Записка жгла руку д’Артаньяну; ему хотелось прибавить шагу, но Атос взял его под руку и он должен был идти не торопясь.
Наконец вошли в палатку, зажгли лампу и между тем как Планше караулил у двери, чтобы кто-нибудь не помешал им, д’Артаньян дрожащей рукой сломал печать и развернул нетерпеливо ожидаемое письмо.
Оно состояло из подстроки британского почерка и самого лаконического содержания.
"Thank you, be easy".
Что значит:
"Благодарю, будьте спокойны".
Атос взял письмо из рук д’Артаньяна, поднес его к лампе, зажег его и опустил из руки только тогда, когда оно уже превратилось в пепел.
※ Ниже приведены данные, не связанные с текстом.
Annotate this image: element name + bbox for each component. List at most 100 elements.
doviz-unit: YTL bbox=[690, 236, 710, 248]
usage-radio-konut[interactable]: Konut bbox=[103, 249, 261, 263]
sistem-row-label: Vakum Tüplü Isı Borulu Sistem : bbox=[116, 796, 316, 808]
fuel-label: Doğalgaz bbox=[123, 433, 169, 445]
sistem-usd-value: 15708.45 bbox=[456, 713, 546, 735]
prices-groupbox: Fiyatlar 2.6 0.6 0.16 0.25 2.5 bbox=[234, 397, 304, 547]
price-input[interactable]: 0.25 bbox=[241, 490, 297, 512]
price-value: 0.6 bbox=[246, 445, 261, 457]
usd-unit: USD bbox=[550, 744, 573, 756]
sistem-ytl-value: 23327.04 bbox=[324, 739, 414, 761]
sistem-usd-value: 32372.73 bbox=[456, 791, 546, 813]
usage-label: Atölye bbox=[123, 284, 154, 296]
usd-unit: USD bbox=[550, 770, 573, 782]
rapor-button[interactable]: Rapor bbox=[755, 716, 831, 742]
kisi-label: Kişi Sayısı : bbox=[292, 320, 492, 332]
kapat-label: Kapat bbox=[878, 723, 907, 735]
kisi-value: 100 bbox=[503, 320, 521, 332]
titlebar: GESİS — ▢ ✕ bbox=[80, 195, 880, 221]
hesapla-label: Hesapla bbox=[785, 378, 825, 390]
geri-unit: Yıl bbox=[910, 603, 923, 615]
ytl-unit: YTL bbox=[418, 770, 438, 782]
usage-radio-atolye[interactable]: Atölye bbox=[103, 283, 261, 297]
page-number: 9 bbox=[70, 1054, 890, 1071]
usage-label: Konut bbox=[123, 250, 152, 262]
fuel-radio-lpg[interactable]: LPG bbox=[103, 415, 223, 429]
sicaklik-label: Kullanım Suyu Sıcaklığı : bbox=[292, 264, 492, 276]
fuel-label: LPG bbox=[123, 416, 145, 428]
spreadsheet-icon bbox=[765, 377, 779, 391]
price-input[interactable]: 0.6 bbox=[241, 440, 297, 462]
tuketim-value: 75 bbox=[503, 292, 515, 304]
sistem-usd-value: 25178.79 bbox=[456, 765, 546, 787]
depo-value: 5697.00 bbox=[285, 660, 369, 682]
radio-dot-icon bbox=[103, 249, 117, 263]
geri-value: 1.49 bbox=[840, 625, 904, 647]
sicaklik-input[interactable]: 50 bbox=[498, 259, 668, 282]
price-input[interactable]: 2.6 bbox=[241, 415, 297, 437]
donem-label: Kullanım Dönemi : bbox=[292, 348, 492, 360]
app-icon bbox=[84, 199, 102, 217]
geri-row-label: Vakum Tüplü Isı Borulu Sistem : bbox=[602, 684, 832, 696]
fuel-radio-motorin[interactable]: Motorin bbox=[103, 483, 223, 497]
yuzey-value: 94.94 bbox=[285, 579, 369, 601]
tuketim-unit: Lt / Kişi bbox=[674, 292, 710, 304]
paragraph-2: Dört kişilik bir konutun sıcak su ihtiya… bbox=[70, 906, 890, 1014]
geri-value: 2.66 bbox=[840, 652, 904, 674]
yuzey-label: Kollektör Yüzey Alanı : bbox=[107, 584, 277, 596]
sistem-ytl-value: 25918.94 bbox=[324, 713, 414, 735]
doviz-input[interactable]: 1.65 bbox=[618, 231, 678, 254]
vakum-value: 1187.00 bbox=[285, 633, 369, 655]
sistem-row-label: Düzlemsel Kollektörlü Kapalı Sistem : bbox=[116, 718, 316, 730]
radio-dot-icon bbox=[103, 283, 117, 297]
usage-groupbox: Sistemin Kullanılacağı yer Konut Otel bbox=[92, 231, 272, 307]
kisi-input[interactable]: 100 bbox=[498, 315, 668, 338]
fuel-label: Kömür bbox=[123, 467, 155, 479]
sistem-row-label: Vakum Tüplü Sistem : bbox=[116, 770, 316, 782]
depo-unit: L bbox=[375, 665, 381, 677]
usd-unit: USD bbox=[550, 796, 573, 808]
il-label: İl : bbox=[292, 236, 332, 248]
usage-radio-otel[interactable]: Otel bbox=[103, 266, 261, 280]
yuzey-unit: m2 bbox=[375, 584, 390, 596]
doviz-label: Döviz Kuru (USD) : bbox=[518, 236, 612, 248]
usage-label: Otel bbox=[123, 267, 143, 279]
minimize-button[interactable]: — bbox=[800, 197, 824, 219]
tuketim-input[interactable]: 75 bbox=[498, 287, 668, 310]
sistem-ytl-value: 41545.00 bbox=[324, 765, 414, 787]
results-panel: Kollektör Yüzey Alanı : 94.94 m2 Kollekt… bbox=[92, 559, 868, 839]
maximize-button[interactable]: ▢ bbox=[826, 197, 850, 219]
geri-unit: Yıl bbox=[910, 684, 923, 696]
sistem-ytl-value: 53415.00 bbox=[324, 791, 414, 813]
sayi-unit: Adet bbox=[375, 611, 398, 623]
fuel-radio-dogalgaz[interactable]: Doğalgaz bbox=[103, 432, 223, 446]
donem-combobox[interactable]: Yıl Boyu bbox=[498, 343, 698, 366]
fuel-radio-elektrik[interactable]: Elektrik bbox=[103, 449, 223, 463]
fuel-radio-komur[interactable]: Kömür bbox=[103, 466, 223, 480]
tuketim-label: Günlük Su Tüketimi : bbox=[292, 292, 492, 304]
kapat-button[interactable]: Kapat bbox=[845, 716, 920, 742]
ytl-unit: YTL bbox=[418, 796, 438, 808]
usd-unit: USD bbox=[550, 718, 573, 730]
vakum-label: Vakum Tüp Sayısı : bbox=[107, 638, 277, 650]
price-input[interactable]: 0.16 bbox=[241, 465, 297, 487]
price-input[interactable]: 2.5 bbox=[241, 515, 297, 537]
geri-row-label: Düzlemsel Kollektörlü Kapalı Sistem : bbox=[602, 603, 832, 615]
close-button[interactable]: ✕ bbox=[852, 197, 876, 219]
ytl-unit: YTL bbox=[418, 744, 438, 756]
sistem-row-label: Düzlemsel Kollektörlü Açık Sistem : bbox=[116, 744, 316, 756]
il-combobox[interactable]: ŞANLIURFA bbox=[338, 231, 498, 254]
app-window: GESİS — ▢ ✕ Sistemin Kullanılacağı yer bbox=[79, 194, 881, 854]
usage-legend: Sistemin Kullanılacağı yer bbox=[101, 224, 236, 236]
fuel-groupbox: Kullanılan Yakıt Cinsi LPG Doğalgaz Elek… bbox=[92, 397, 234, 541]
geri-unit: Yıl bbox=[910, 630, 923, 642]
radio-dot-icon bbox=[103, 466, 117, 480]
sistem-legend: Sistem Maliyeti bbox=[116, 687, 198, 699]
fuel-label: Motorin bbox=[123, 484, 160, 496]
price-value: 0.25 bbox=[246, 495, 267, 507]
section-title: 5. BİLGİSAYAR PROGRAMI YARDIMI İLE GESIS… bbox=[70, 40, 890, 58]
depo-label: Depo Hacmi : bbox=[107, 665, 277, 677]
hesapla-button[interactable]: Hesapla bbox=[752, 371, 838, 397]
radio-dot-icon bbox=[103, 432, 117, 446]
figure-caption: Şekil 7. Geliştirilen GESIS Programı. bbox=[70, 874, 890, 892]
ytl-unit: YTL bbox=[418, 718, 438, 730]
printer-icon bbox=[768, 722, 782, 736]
Потом, позвав Планше, он сказал:
– Теперь, любезный, ты можешь требовать обещанные семьсот ливров, но ты немногим рисковал с такой запиской.
– Потому что я хорошо умел спрятать ее, – сказал Планше.
– Расскажи же нам все, – сказал д’Артаньян.
– Но это длинная история, сударь.
– Ты прав, Планше, – сказал Атос; – притом уже били зорю, и если мы будем далее сидеть с огнем, то это могут заметить.
– Пусть будет так, – сказал д’Артаньян, – пойдем спать. Спи спокойно, Планше.
– Да, сударь, я в первый раз в продолжение шестнадцати дней усну спокойно.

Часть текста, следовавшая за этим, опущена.